Olivia’s stepmom — for a while anyway; one gets the sense that her dad, a less successful movie producer named Bernard, has gone through a lot of wives — is a rock star named Melanie Matthews, who in another gift from the casting gods is played by Amy Ryan. When Sugar tracks her down, she takes an immediate liking to him — one of the perks of being OP is Amy Ryan likes you instantly — and the two spend the afternoon talking and drinking. She winds up soused; he’s sober as a judge thanks to his aforementioned super-metabolism. He takes her home at her request, but refuses her advances and tucks her in instead.
It’s not all beautiful dames being treated respectfully for Sugar, though. Olivia’s brother Davey (Nate Corddry), a former child star turned major adult asshole, and his henchman Kenny (Alex Hernandez) keep following Sugar around. Are they involved in her disappearance, or just trying to keep him from finding something else — like the dead body in the trunk of her car, perhaps?
And we haven’t even touched Sugar’s personal life, such as it is. He lives in a hotel because he likes the efficiency. Ruby (Kirby Howell-Baptiste), his girl Friday, is concerned about him taking this case — firstly because Siegel didn’t hire him through her, the proper channel, and secondly because it reminds him too much of “Jen,” whoever that is. He’s got uncontrollable tremors in his arm and the occasional episode of extremely convincing hallucinations, which he appears to address by injecting an old-timey syringe of an unspecified drug directly into his neck. (Yeesh.) And oh, he did get slashed by a knife in the opening and the wound doesn’t instantly heal itself, so I guess he’s not Wolverine after all.

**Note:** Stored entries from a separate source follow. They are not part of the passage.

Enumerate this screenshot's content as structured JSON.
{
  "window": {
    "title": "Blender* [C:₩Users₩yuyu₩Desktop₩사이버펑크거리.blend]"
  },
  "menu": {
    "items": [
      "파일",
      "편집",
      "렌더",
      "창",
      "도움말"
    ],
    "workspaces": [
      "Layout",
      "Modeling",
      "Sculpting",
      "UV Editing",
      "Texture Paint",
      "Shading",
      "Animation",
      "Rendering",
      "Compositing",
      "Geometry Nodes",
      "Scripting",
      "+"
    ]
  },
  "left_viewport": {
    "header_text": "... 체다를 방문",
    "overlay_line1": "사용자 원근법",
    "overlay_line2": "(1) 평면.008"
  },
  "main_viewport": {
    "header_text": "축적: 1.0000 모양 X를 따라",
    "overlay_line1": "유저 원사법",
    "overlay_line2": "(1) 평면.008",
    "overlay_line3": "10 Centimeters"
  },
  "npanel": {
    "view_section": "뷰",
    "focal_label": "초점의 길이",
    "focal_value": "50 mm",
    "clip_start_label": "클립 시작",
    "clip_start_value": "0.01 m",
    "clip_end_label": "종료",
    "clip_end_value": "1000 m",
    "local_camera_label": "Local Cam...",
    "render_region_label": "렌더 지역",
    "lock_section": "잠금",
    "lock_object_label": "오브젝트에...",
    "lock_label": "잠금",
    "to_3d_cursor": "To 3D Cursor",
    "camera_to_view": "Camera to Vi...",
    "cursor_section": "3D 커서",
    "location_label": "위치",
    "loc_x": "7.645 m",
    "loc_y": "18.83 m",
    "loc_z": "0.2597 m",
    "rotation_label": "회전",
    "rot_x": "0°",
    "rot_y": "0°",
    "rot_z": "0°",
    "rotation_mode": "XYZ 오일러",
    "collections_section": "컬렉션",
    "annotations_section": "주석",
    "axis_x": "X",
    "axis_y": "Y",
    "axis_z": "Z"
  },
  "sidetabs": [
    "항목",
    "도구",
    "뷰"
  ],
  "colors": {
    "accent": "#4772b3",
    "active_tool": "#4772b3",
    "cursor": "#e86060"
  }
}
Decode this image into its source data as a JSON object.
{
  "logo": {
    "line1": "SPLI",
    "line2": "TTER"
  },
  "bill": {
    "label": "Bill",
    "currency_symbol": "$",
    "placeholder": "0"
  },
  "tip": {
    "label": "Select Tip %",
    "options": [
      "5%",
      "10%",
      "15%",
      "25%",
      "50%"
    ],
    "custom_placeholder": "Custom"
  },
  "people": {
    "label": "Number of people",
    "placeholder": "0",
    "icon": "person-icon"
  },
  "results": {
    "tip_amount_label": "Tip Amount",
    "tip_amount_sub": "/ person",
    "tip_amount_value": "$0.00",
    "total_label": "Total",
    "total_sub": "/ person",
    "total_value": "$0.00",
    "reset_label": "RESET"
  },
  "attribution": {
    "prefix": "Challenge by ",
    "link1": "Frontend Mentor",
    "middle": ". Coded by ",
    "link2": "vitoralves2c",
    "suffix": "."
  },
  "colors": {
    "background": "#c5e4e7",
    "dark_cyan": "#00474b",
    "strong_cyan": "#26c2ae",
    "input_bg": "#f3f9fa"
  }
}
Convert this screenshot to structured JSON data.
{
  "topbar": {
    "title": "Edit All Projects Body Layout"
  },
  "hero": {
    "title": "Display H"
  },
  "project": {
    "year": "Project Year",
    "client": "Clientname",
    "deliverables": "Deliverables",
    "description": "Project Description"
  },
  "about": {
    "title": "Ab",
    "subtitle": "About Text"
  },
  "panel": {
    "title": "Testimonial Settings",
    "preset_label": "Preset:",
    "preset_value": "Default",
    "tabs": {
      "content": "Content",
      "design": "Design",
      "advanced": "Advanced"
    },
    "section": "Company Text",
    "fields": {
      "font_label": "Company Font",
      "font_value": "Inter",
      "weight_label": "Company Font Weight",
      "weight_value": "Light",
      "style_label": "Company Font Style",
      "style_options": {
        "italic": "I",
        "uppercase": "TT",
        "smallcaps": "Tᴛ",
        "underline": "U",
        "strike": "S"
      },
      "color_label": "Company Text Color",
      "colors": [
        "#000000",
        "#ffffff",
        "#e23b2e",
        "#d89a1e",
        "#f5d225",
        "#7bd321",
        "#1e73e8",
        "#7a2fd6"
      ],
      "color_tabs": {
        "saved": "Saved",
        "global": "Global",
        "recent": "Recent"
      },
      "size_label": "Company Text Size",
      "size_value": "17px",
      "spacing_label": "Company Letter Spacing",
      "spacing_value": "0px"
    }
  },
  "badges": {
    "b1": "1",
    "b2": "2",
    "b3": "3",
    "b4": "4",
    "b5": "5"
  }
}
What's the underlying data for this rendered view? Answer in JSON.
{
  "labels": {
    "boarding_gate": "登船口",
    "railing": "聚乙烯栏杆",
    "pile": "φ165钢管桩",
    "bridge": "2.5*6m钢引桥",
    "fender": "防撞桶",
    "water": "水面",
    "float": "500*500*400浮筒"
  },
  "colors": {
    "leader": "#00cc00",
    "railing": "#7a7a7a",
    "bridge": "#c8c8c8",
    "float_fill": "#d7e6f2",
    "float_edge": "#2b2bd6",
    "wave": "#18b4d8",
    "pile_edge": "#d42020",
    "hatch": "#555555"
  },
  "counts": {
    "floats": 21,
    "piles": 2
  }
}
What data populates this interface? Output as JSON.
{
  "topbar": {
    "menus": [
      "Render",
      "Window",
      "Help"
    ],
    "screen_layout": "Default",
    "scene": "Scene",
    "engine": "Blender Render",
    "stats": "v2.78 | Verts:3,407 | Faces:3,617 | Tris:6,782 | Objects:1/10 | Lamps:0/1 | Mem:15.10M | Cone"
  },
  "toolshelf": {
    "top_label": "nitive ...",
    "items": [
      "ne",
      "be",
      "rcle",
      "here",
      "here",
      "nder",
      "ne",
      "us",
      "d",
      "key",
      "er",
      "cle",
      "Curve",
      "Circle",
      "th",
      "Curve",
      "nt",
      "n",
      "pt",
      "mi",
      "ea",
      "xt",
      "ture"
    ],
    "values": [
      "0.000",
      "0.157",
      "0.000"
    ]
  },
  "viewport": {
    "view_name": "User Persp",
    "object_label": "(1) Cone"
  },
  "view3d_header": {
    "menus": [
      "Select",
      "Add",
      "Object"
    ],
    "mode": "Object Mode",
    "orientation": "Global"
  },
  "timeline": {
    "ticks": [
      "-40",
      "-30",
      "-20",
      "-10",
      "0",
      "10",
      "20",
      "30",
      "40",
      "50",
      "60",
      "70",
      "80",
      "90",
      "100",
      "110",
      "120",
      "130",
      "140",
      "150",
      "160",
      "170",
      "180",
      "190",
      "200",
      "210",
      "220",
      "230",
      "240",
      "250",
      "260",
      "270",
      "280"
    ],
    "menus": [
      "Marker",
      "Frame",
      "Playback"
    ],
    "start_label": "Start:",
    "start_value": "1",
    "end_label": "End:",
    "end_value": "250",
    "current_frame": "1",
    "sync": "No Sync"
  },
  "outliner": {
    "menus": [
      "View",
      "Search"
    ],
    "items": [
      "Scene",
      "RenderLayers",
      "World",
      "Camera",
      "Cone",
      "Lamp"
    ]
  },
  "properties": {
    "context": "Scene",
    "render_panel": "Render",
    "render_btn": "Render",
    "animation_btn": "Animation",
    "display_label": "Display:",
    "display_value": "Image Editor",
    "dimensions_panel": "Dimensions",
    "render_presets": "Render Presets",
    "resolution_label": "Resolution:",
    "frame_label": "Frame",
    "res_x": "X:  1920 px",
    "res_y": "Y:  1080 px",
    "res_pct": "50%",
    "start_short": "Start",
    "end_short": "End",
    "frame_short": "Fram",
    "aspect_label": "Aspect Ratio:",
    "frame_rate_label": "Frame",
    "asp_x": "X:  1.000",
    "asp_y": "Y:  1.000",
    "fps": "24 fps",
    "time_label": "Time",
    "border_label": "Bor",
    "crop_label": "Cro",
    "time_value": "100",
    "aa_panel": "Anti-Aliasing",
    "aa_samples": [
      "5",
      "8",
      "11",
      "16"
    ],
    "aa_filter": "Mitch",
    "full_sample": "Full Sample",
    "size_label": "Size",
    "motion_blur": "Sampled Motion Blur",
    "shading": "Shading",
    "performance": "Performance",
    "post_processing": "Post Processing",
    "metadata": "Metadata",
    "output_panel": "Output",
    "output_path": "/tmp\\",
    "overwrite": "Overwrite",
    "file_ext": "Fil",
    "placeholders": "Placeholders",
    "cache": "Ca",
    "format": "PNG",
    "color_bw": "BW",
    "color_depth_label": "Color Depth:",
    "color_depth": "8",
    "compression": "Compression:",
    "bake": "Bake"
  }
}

But he’s intriguing, that’s for sure. He’s based on the premise that Colin Farrell can play both for and against type simultaneously: that he can be handsome, suave, and hyper-competent without being pompous or imperious or evil too. As far as we know, anyway. Mysteries still abound, from the identity of “Jen” to the cause of Olivia’s disappearance to the very odd invitation he receives from an international society of polyglots like himself. But the most intriguing mystery is how much further the filmmakers are willing to push the boundaries of how such stories look and feel. Now that’s a mystery I want to see solved.